Lors du Festival Lumières d'Afrique à Besançon, j'ai rencontré Maurice Kaboré, réalisateur burkinabé.
Après qu'il eût présenté Kabala, de son compatriote Assane Kouyaté, il a donné son point de vue sur le cinéma africain.
Pas de distribution des films africains en Afrique – ou peu – et, évidemment, une production relativement faible. Surtout, un des problèmes pour l'identité du cinéma africain, selon lui, c'est que ce dernier est surtout financé par des fonds européens, le CNC ou la Francophonie ! Les fonds proprement africains sont rares, même si l'on pourrait penser au cinéma nigérian – un cas à part.
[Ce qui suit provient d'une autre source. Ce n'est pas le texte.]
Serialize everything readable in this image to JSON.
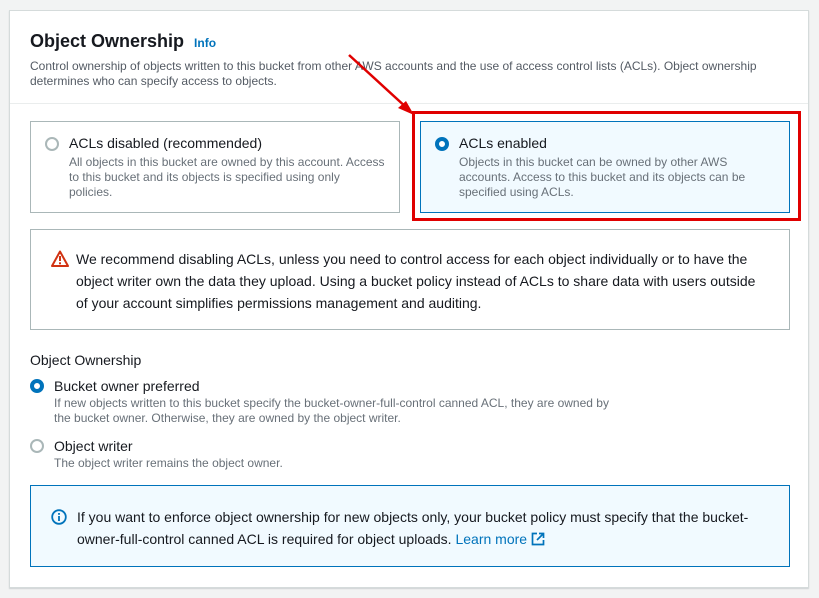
{
  "header": {
    "title": "Object Ownership",
    "info_link": "Info",
    "description": "Control ownership of objects written to this bucket from other AWS accounts and the use of access control lists (ACLs). Object ownership determines who can specify access to objects."
  },
  "acl_tiles": [
    {
      "label": "ACLs disabled (recommended)",
      "description": "All objects in this bucket are owned by this account. Access to this bucket and its objects is specified using only policies.",
      "selected": false
    },
    {
      "label": "ACLs enabled",
      "description": "Objects in this bucket can be owned by other AWS accounts. Access to this bucket and its objects can be specified using ACLs.",
      "selected": true
    }
  ],
  "warning": {
    "icon": "warning-triangle-icon",
    "text": "We recommend disabling ACLs, unless you need to control access for each object individually or to have the object writer own the data they upload. Using a bucket policy instead of ACLs to share data with users outside of your account simplifies permissions management and auditing."
  },
  "ownership": {
    "label": "Object Ownership",
    "options": [
      {
        "label": "Bucket owner preferred",
        "description": "If new objects written to this bucket specify the bucket-owner-full-control canned ACL, they are owned by the bucket owner. Otherwise, they are owned by the object writer.",
        "selected": true
      },
      {
        "label": "Object writer",
        "description": "The object writer remains the object owner.",
        "selected": false
      }
    ]
  },
  "info_alert": {
    "icon": "info-circle-icon",
    "text": "If you want to enforce object ownership for new objects only, your bucket policy must specify that the bucket-owner-full-control canned ACL is required for object uploads.",
    "link_text": "Learn more",
    "link_icon": "external-link-icon"
  },
  "colors": {
    "accent": "#0073bb",
    "annotation": "#e00000",
    "warning": "#d13212"
  }
}
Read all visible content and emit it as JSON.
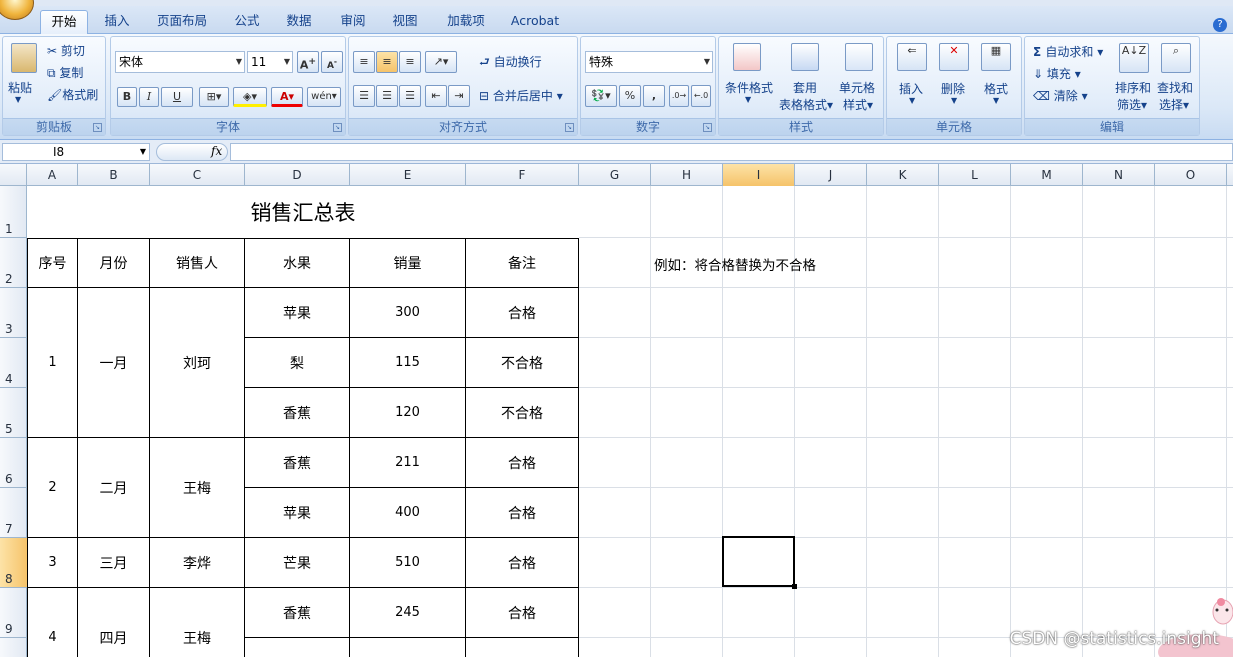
{
  "tabs": [
    "开始",
    "插入",
    "页面布局",
    "公式",
    "数据",
    "审阅",
    "视图",
    "加载项",
    "Acrobat"
  ],
  "clipboard": {
    "paste": "粘贴",
    "cut": "剪切",
    "copy": "复制",
    "format_painter": "格式刷",
    "group": "剪贴板"
  },
  "font": {
    "name": "宋体",
    "size": "11",
    "bold": "B",
    "italic": "I",
    "underline": "U",
    "group": "字体"
  },
  "alignment": {
    "wrap": "自动换行",
    "merge": "合并后居中",
    "group": "对齐方式"
  },
  "number": {
    "format": "特殊",
    "percent": "%",
    "comma": ",",
    "group": "数字"
  },
  "styles": {
    "conditional": "条件格式",
    "table_1": "套用",
    "table_2": "表格格式",
    "cell_1": "单元格",
    "cell_2": "样式",
    "group": "样式"
  },
  "cells": {
    "insert": "插入",
    "delete": "删除",
    "format": "格式",
    "group": "单元格"
  },
  "editing": {
    "autosum": "自动求和",
    "fill": "填充",
    "clear": "清除",
    "sort_1": "排序和",
    "sort_2": "筛选",
    "find_1": "查找和",
    "find_2": "选择",
    "group": "编辑"
  },
  "formula_bar": {
    "name_box": "I8",
    "fx": "fx"
  },
  "columns": [
    "A",
    "B",
    "C",
    "D",
    "E",
    "F",
    "G",
    "H",
    "I",
    "J",
    "K",
    "L",
    "M",
    "N",
    "O"
  ],
  "rows": [
    "1",
    "2",
    "3",
    "4",
    "5",
    "6",
    "7",
    "8",
    "9"
  ],
  "sheet": {
    "title": "销售汇总表",
    "headers": [
      "序号",
      "月份",
      "销售人",
      "水果",
      "销量",
      "备注"
    ],
    "groups": [
      {
        "no": "1",
        "month": "一月",
        "person": "刘珂"
      },
      {
        "no": "2",
        "month": "二月",
        "person": "王梅"
      },
      {
        "no": "3",
        "month": "三月",
        "person": "李烨"
      },
      {
        "no": "4",
        "month": "四月",
        "person": "王梅"
      }
    ],
    "items": [
      {
        "fruit": "苹果",
        "qty": "300",
        "note": "合格"
      },
      {
        "fruit": "梨",
        "qty": "115",
        "note": "不合格"
      },
      {
        "fruit": "香蕉",
        "qty": "120",
        "note": "不合格"
      },
      {
        "fruit": "香蕉",
        "qty": "211",
        "note": "合格"
      },
      {
        "fruit": "苹果",
        "qty": "400",
        "note": "合格"
      },
      {
        "fruit": "芒果",
        "qty": "510",
        "note": "合格"
      },
      {
        "fruit": "香蕉",
        "qty": "245",
        "note": "合格"
      }
    ],
    "note": "例如：将合格替换为不合格"
  },
  "watermark": "CSDN @statistics.insight"
}
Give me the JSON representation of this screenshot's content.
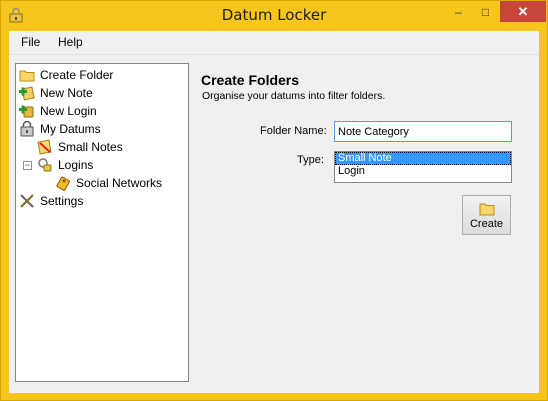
{
  "window": {
    "title": "Datum Locker",
    "controls": {
      "minimize": "–",
      "maximize": "□",
      "close": "✕"
    }
  },
  "menu": {
    "file": "File",
    "help": "Help"
  },
  "tree": {
    "items": [
      {
        "label": "Create Folder",
        "icon": "folder-icon"
      },
      {
        "label": "New Note",
        "icon": "add-note-icon"
      },
      {
        "label": "New Login",
        "icon": "add-login-icon"
      },
      {
        "label": "My Datums",
        "icon": "vault-icon"
      },
      {
        "label": "Small Notes",
        "icon": "note-icon"
      },
      {
        "label": "Logins",
        "icon": "key-ring-icon",
        "expander": "−"
      },
      {
        "label": "Social Networks",
        "icon": "key-icon"
      },
      {
        "label": "Settings",
        "icon": "tools-icon"
      }
    ]
  },
  "form": {
    "heading": "Create Folders",
    "subheading": "Organise your datums into filter folders.",
    "folder_name_label": "Folder Name:",
    "folder_name_value": "Note Category",
    "type_label": "Type:",
    "type_options": [
      "Small Note",
      "Login"
    ],
    "type_selected": "Small Note",
    "create_label": "Create"
  },
  "colors": {
    "frame": "#f5c51a",
    "close": "#c7453b",
    "selection": "#3399ff",
    "focus_border": "#569de5"
  }
}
Le problème commence à la source, puisqu'il manque des écoles de cinéma en Afrique. Je ne sais plus s'il avait connaissance de l'initiative de Valerio Truffa (son école a ouvert en octobre 2004), mais le fait est que, depuis 1985, l'offre était pauvre. Cette année-là a fermé une école de cinéma située à Ouaga, qui était parrainée par l'UNESCO. Ainsi, aujourd'hui, seule sont faites des propositions privées.
A mon humble avis, il reste donc encore beaucoup à faire pour que le cinéma africain ait la représentation, ou plutôt la distribution qu'il mérite ! Et pour cela, la formation en Afrique doit se développer, sans quoi les films africains seront encore trop souvent sous l'influence d'idées proprement européennes.